A Wizard of Earthsea
I broadly stay away from the fantasy genre in fiction because in my limited experience it tends to all add up to the same thing: a bleak, endless tapestry of anguish and torment sans reprieve - like Game of Thrones. But on the back of reading one of her short stories (The Ones Who Walk Away From Omelas) and following a recommendation from a friend, I decided to give A Wizard of Earthsea a go.
This is a beautifully written tale set in such a sublimely detailed world that I can’t wait to read more not only to experience another adventure, but to learn more about the world itself. You get the impression that the author must have spent years dreaming up the world with its rules and its factions and its etiquettes before spending even a minute on the story itself.

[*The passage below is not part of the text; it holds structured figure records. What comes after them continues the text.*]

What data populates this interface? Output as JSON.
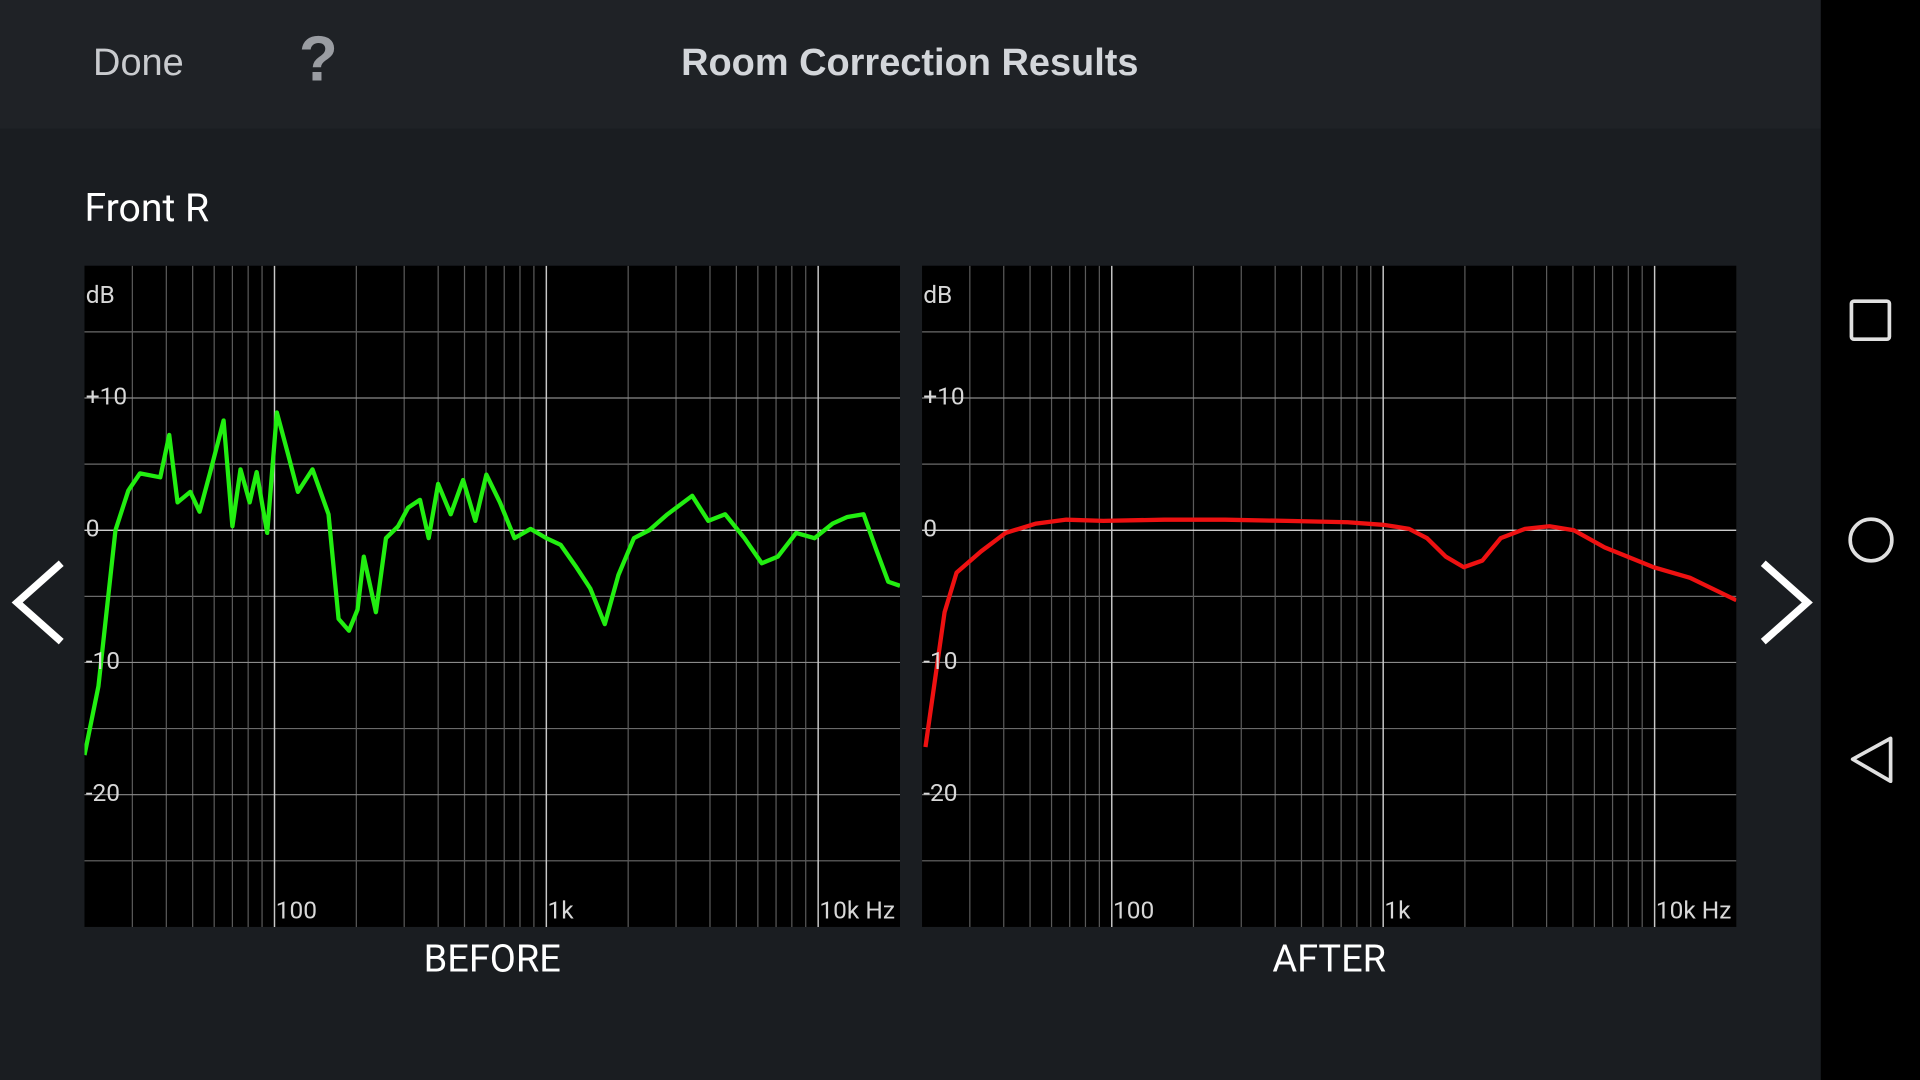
{
  "header": {
    "done": "Done",
    "help": "?",
    "title": "Room Correction Results"
  },
  "channel": "Front R",
  "chart_data": [
    {
      "type": "line",
      "title": "BEFORE",
      "y_label": "dB",
      "x_scale": "log",
      "color": "#22ee11",
      "grid": true,
      "xlim": [
        20,
        20000
      ],
      "xticks": [
        100,
        {
          "value": 1000,
          "label": "1k"
        },
        {
          "value": 10000,
          "label": "10k Hz"
        }
      ],
      "minor_xticks": [
        30,
        40,
        50,
        60,
        70,
        80,
        90,
        200,
        300,
        400,
        500,
        600,
        700,
        800,
        900,
        2000,
        3000,
        4000,
        5000,
        6000,
        7000,
        8000,
        9000
      ],
      "ylim": [
        -30,
        20
      ],
      "yticks": [
        {
          "value": 10,
          "label": "+10"
        },
        0,
        -10,
        -20
      ],
      "minor_yticks": [
        15,
        5,
        -5,
        -15,
        -25
      ],
      "x": [
        20,
        22.5,
        26,
        29,
        32,
        38,
        41,
        44,
        49,
        53,
        58,
        65,
        70,
        75,
        81,
        86,
        94,
        102,
        112,
        122,
        138,
        158,
        172,
        188,
        202,
        213,
        236,
        257,
        285,
        310,
        343,
        369,
        400,
        445,
        494,
        548,
        602,
        675,
        764,
        875,
        1000,
        1128,
        1280,
        1450,
        1640,
        1840,
        2100,
        2390,
        2790,
        3440,
        3940,
        4550,
        5360,
        6200,
        7100,
        8300,
        9700,
        11300,
        12800,
        14700,
        16300,
        18100,
        20000
      ],
      "values": [
        -17,
        -11.8,
        0,
        3,
        4.3,
        4,
        7.2,
        2.1,
        2.9,
        1.4,
        4.4,
        8.3,
        0.3,
        4.6,
        2.1,
        4.4,
        -0.2,
        8.9,
        5.8,
        2.9,
        4.6,
        1.2,
        -6.7,
        -7.6,
        -6,
        -2,
        -6.2,
        -0.6,
        0.3,
        1.7,
        2.3,
        -0.6,
        3.5,
        1.2,
        3.8,
        0.7,
        4.2,
        2.1,
        -0.6,
        0.1,
        -0.6,
        -1.1,
        -2.7,
        -4.4,
        -7.1,
        -3.4,
        -0.6,
        0,
        1.2,
        2.6,
        0.7,
        1.2,
        -0.6,
        -2.5,
        -2,
        -0.2,
        -0.6,
        0.5,
        1,
        1.2,
        -1.4,
        -3.9,
        -4.2
      ]
    },
    {
      "type": "line",
      "title": "AFTER",
      "y_label": "dB",
      "x_scale": "log",
      "color": "#ee1111",
      "grid": true,
      "xlim": [
        20,
        20000
      ],
      "xticks": [
        100,
        {
          "value": 1000,
          "label": "1k"
        },
        {
          "value": 10000,
          "label": "10k Hz"
        }
      ],
      "minor_xticks": [
        30,
        40,
        50,
        60,
        70,
        80,
        90,
        200,
        300,
        400,
        500,
        600,
        700,
        800,
        900,
        2000,
        3000,
        4000,
        5000,
        6000,
        7000,
        8000,
        9000
      ],
      "ylim": [
        -30,
        20
      ],
      "yticks": [
        {
          "value": 10,
          "label": "+10"
        },
        0,
        -10,
        -20
      ],
      "minor_yticks": [
        15,
        5,
        -5,
        -15,
        -25
      ],
      "x": [
        20.6,
        24.2,
        26.8,
        33,
        40.6,
        52.6,
        68,
        93,
        156,
        262,
        441,
        740,
        1010,
        1245,
        1450,
        1700,
        1980,
        2320,
        2710,
        3330,
        4100,
        5040,
        6540,
        9900,
        13500,
        20000
      ],
      "values": [
        -16.4,
        -6.2,
        -3.2,
        -1.6,
        -0.2,
        0.5,
        0.8,
        0.7,
        0.8,
        0.8,
        0.7,
        0.6,
        0.4,
        0.1,
        -0.6,
        -2,
        -2.8,
        -2.3,
        -0.6,
        0.1,
        0.3,
        0,
        -1.3,
        -2.8,
        -3.6,
        -5.3
      ]
    }
  ]
}
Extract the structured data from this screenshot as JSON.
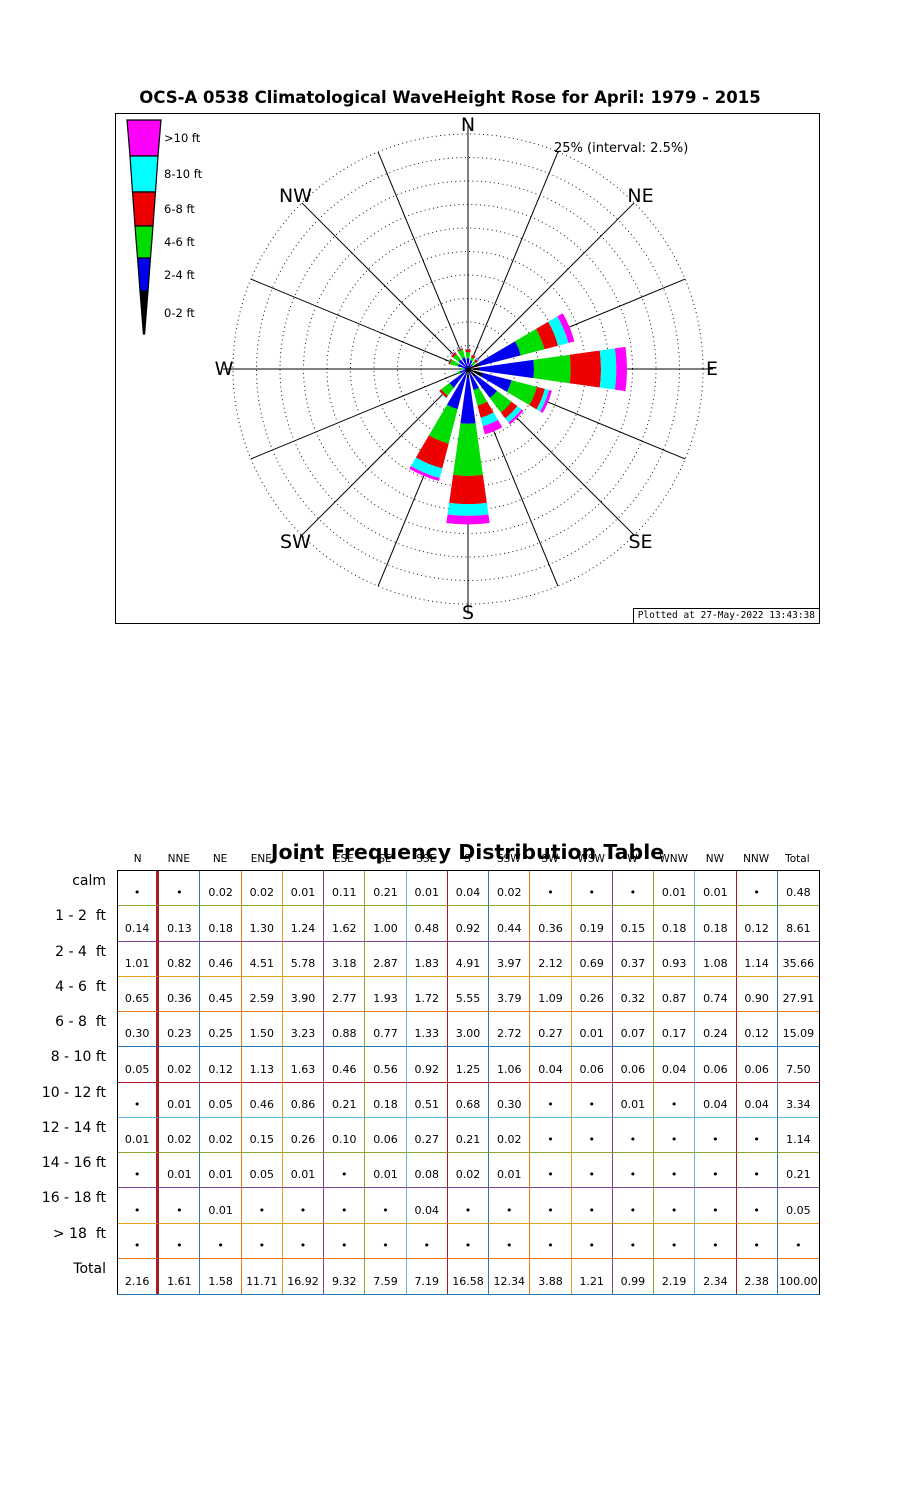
{
  "chart": {
    "title": "OCS-A 0538 Climatological WaveHeight Rose for April: 1979 - 2015",
    "scale_label": "25% (interval: 2.5%)",
    "plotted_at": "Plotted at 27-May-2022 13:43:38",
    "compass_labels": [
      "N",
      "NE",
      "E",
      "SE",
      "S",
      "SW",
      "W",
      "NW"
    ],
    "legend": [
      {
        "label": ">10 ft",
        "color": "#ff00ff"
      },
      {
        "label": "8-10 ft",
        "color": "#00ffff"
      },
      {
        "label": "6-8 ft",
        "color": "#ee0000"
      },
      {
        "label": "4-6 ft",
        "color": "#00dd00"
      },
      {
        "label": "2-4 ft",
        "color": "#0000ee"
      },
      {
        "label": "0-2 ft",
        "color": "#000000"
      }
    ]
  },
  "chart_data": {
    "type": "polar-stacked-bar",
    "title": "OCS-A 0538 Climatological WaveHeight Rose for April: 1979 - 2015",
    "units": "percent frequency of occurrence",
    "ring_max": 25,
    "ring_interval": 2.5,
    "directions": [
      "N",
      "NNE",
      "NE",
      "ENE",
      "E",
      "ESE",
      "SE",
      "SSE",
      "S",
      "SSW",
      "SW",
      "WSW",
      "W",
      "WNW",
      "NW",
      "NNW"
    ],
    "series": [
      {
        "name": "0-2 ft",
        "color": "#000000",
        "values": [
          0.14,
          0.13,
          0.18,
          1.3,
          1.24,
          1.62,
          1.0,
          0.48,
          0.92,
          0.44,
          0.36,
          0.19,
          0.15,
          0.18,
          0.18,
          0.12
        ]
      },
      {
        "name": "2-4 ft",
        "color": "#0000ee",
        "values": [
          1.01,
          0.82,
          0.46,
          4.51,
          5.78,
          3.18,
          2.87,
          1.83,
          4.91,
          3.97,
          2.12,
          0.69,
          0.37,
          0.93,
          1.08,
          1.14
        ]
      },
      {
        "name": "4-6 ft",
        "color": "#00dd00",
        "values": [
          0.65,
          0.36,
          0.45,
          2.59,
          3.9,
          2.77,
          1.93,
          1.72,
          5.55,
          3.79,
          1.09,
          0.26,
          0.32,
          0.87,
          0.74,
          0.9
        ]
      },
      {
        "name": "6-8 ft",
        "color": "#ee0000",
        "values": [
          0.3,
          0.23,
          0.25,
          1.5,
          3.23,
          0.88,
          0.77,
          1.33,
          3.0,
          2.72,
          0.27,
          0.01,
          0.07,
          0.17,
          0.24,
          0.12
        ]
      },
      {
        "name": "8-10 ft",
        "color": "#00ffff",
        "values": [
          0.05,
          0.02,
          0.12,
          1.13,
          1.63,
          0.46,
          0.56,
          0.92,
          1.25,
          1.06,
          0.04,
          0.06,
          0.06,
          0.04,
          0.06,
          0.06
        ]
      },
      {
        "name": ">10 ft",
        "color": "#ff00ff",
        "values": [
          0.01,
          0.04,
          0.09,
          0.66,
          1.13,
          0.31,
          0.25,
          0.9,
          0.91,
          0.33,
          0.0,
          0.0,
          0.01,
          0.0,
          0.04,
          0.04
        ]
      }
    ]
  },
  "table": {
    "title": "Joint Frequency Distribution Table",
    "columns": [
      "N",
      "NNE",
      "NE",
      "ENE",
      "E",
      "ESE",
      "SE",
      "SSE",
      "S",
      "SSW",
      "SW",
      "WSW",
      "W",
      "WNW",
      "NW",
      "NNW",
      "Total"
    ],
    "rows": [
      {
        "label": "calm",
        "values": [
          "•",
          "•",
          "0.02",
          "0.02",
          "0.01",
          "0.11",
          "0.21",
          "0.01",
          "0.04",
          "0.02",
          "•",
          "•",
          "•",
          "0.01",
          "0.01",
          "•",
          "0.48"
        ]
      },
      {
        "label": "1 - 2  ft",
        "values": [
          "0.14",
          "0.13",
          "0.18",
          "1.30",
          "1.24",
          "1.62",
          "1.00",
          "0.48",
          "0.92",
          "0.44",
          "0.36",
          "0.19",
          "0.15",
          "0.18",
          "0.18",
          "0.12",
          "8.61"
        ]
      },
      {
        "label": "2 - 4  ft",
        "values": [
          "1.01",
          "0.82",
          "0.46",
          "4.51",
          "5.78",
          "3.18",
          "2.87",
          "1.83",
          "4.91",
          "3.97",
          "2.12",
          "0.69",
          "0.37",
          "0.93",
          "1.08",
          "1.14",
          "35.66"
        ]
      },
      {
        "label": "4 - 6  ft",
        "values": [
          "0.65",
          "0.36",
          "0.45",
          "2.59",
          "3.90",
          "2.77",
          "1.93",
          "1.72",
          "5.55",
          "3.79",
          "1.09",
          "0.26",
          "0.32",
          "0.87",
          "0.74",
          "0.90",
          "27.91"
        ]
      },
      {
        "label": "6 - 8  ft",
        "values": [
          "0.30",
          "0.23",
          "0.25",
          "1.50",
          "3.23",
          "0.88",
          "0.77",
          "1.33",
          "3.00",
          "2.72",
          "0.27",
          "0.01",
          "0.07",
          "0.17",
          "0.24",
          "0.12",
          "15.09"
        ]
      },
      {
        "label": "8 - 10 ft",
        "values": [
          "0.05",
          "0.02",
          "0.12",
          "1.13",
          "1.63",
          "0.46",
          "0.56",
          "0.92",
          "1.25",
          "1.06",
          "0.04",
          "0.06",
          "0.06",
          "0.04",
          "0.06",
          "0.06",
          "7.50"
        ]
      },
      {
        "label": "10 - 12 ft",
        "values": [
          "•",
          "0.01",
          "0.05",
          "0.46",
          "0.86",
          "0.21",
          "0.18",
          "0.51",
          "0.68",
          "0.30",
          "•",
          "•",
          "0.01",
          "•",
          "0.04",
          "0.04",
          "3.34"
        ]
      },
      {
        "label": "12 - 14 ft",
        "values": [
          "0.01",
          "0.02",
          "0.02",
          "0.15",
          "0.26",
          "0.10",
          "0.06",
          "0.27",
          "0.21",
          "0.02",
          "•",
          "•",
          "•",
          "•",
          "•",
          "•",
          "1.14"
        ]
      },
      {
        "label": "14 - 16 ft",
        "values": [
          "•",
          "0.01",
          "0.01",
          "0.05",
          "0.01",
          "•",
          "0.01",
          "0.08",
          "0.02",
          "0.01",
          "•",
          "•",
          "•",
          "•",
          "•",
          "•",
          "0.21"
        ]
      },
      {
        "label": "16 - 18 ft",
        "values": [
          "•",
          "•",
          "0.01",
          "•",
          "•",
          "•",
          "•",
          "0.04",
          "•",
          "•",
          "•",
          "•",
          "•",
          "•",
          "•",
          "•",
          "0.05"
        ]
      },
      {
        "label": "> 18  ft",
        "values": [
          "•",
          "•",
          "•",
          "•",
          "•",
          "•",
          "•",
          "•",
          "•",
          "•",
          "•",
          "•",
          "•",
          "•",
          "•",
          "•",
          "•"
        ]
      },
      {
        "label": "Total",
        "values": [
          "2.16",
          "1.61",
          "1.58",
          "11.71",
          "16.92",
          "9.32",
          "7.59",
          "7.19",
          "16.58",
          "12.34",
          "3.88",
          "1.21",
          "0.99",
          "2.19",
          "2.34",
          "2.38",
          "100.00"
        ]
      }
    ]
  },
  "colors": {
    "rose_grid": "#000000",
    "table_vertical_borders": [
      "#a81c28",
      "#2878b4",
      "#e87818",
      "#e8a018",
      "#884498",
      "#8aa82a",
      "#58b8e0",
      "#a81c28",
      "#2878b4",
      "#e87818",
      "#e8a018",
      "#884498",
      "#8aa82a",
      "#58b8e0",
      "#a81c28",
      "#2878b4"
    ],
    "table_horizontal_borders": [
      "#8aa82a",
      "#884498",
      "#e8a018",
      "#e87818",
      "#2878b4",
      "#a81c28",
      "#58b8e0",
      "#8aa82a",
      "#884498",
      "#e8a018",
      "#e87818",
      "#2878b4"
    ]
  }
}
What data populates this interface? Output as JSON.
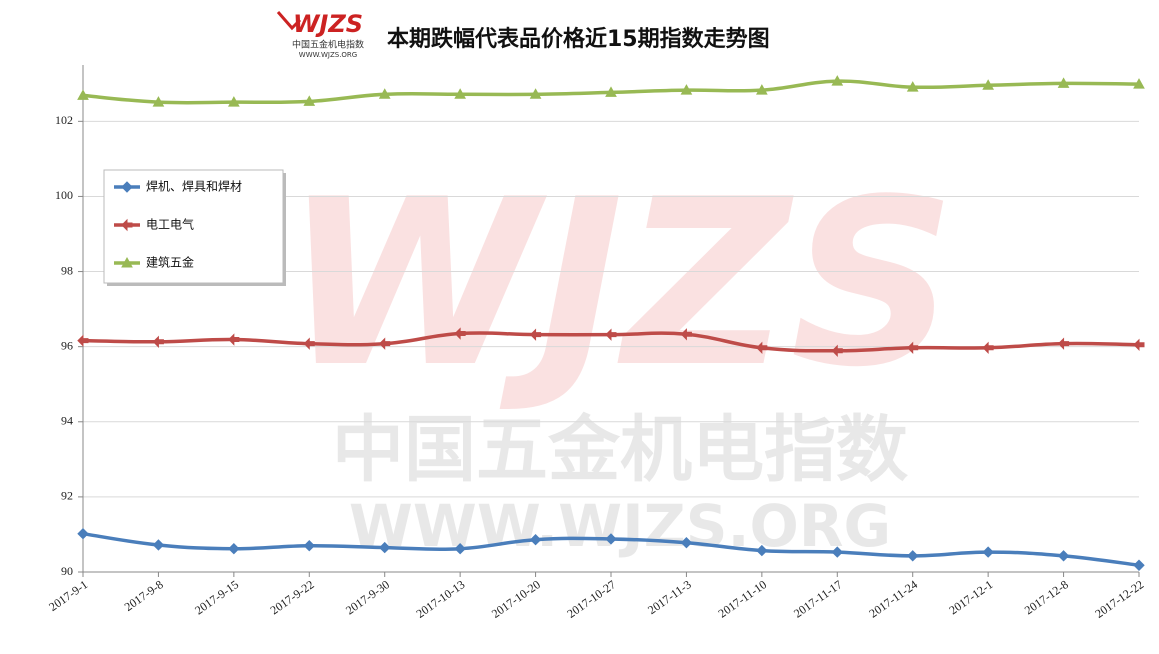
{
  "chart_data": {
    "type": "line",
    "title": "本期跌幅代表品价格近15期指数走势图",
    "logo_text": "WJZS",
    "logo_subtitle": "中国五金机电指数",
    "logo_url": "WWW.WJZS.ORG",
    "watermark_text": "中国五金机电指数",
    "watermark_url": "WWW.WJZS.ORG",
    "categories": [
      "2017-9-1",
      "2017-9-8",
      "2017-9-15",
      "2017-9-22",
      "2017-9-30",
      "2017-10-13",
      "2017-10-20",
      "2017-10-27",
      "2017-11-3",
      "2017-11-10",
      "2017-11-17",
      "2017-11-24",
      "2017-12-1",
      "2017-12-8",
      "2017-12-22"
    ],
    "series": [
      {
        "name": "焊机、焊具和焊材",
        "color": "#4a7ebb",
        "marker": "diamond",
        "values": [
          91.02,
          90.72,
          90.62,
          90.7,
          90.65,
          90.62,
          90.86,
          90.88,
          90.78,
          90.57,
          90.53,
          90.43,
          90.53,
          90.43,
          90.18
        ]
      },
      {
        "name": "电工电气",
        "color": "#be4b48",
        "marker": "arrow",
        "values": [
          96.16,
          96.13,
          96.19,
          96.08,
          96.08,
          96.35,
          96.32,
          96.32,
          96.33,
          95.97,
          95.89,
          95.97,
          95.97,
          96.08,
          96.05
        ]
      },
      {
        "name": "建筑五金",
        "color": "#98b954",
        "marker": "triangle",
        "values": [
          102.69,
          102.51,
          102.51,
          102.53,
          102.72,
          102.72,
          102.72,
          102.77,
          102.83,
          102.83,
          103.07,
          102.91,
          102.96,
          103.01,
          102.99
        ]
      }
    ],
    "ylim": [
      90,
      103.5
    ],
    "yticks": [
      90,
      92,
      94,
      96,
      98,
      100,
      102
    ],
    "grid": true,
    "legend": "left"
  }
}
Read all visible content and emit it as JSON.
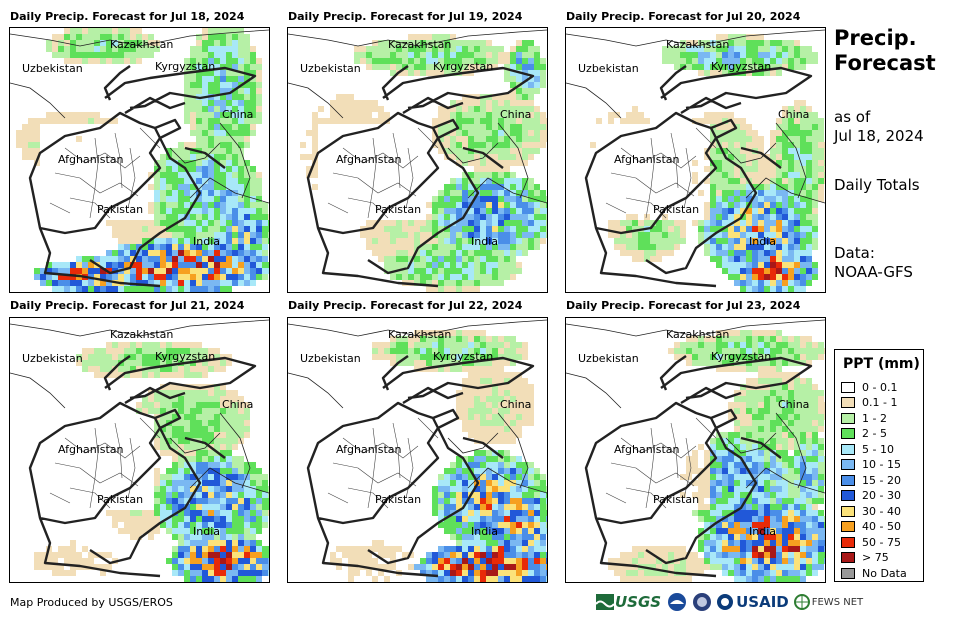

At times it did feel like the story was rushed a little - there seemed to be unfeasably large amounts of work to be done to resolve things, but then they were suddenly cleaned up, but it was never via deus ex machina, nor lazily done.
There is a timeless quality to this tale which means it would probably be quite forgiving for people unfamiliar with the genre - and there is wisdom in the detail. There were times where I had to stop reading for a while just to let the prose sink in and to let the lesson it was teaching be learned and appreciated.
Despite its fantasy heritage and despite the trials that our protagonist must endure this is a rich, warm, and ultimately rewarding story. A tale of wizards, mages, warriors, and peasants that isn’t doused in machismo and suffering, instead it’s welcoming, erudite, and balanced.
I look forward to reading the rest of the series.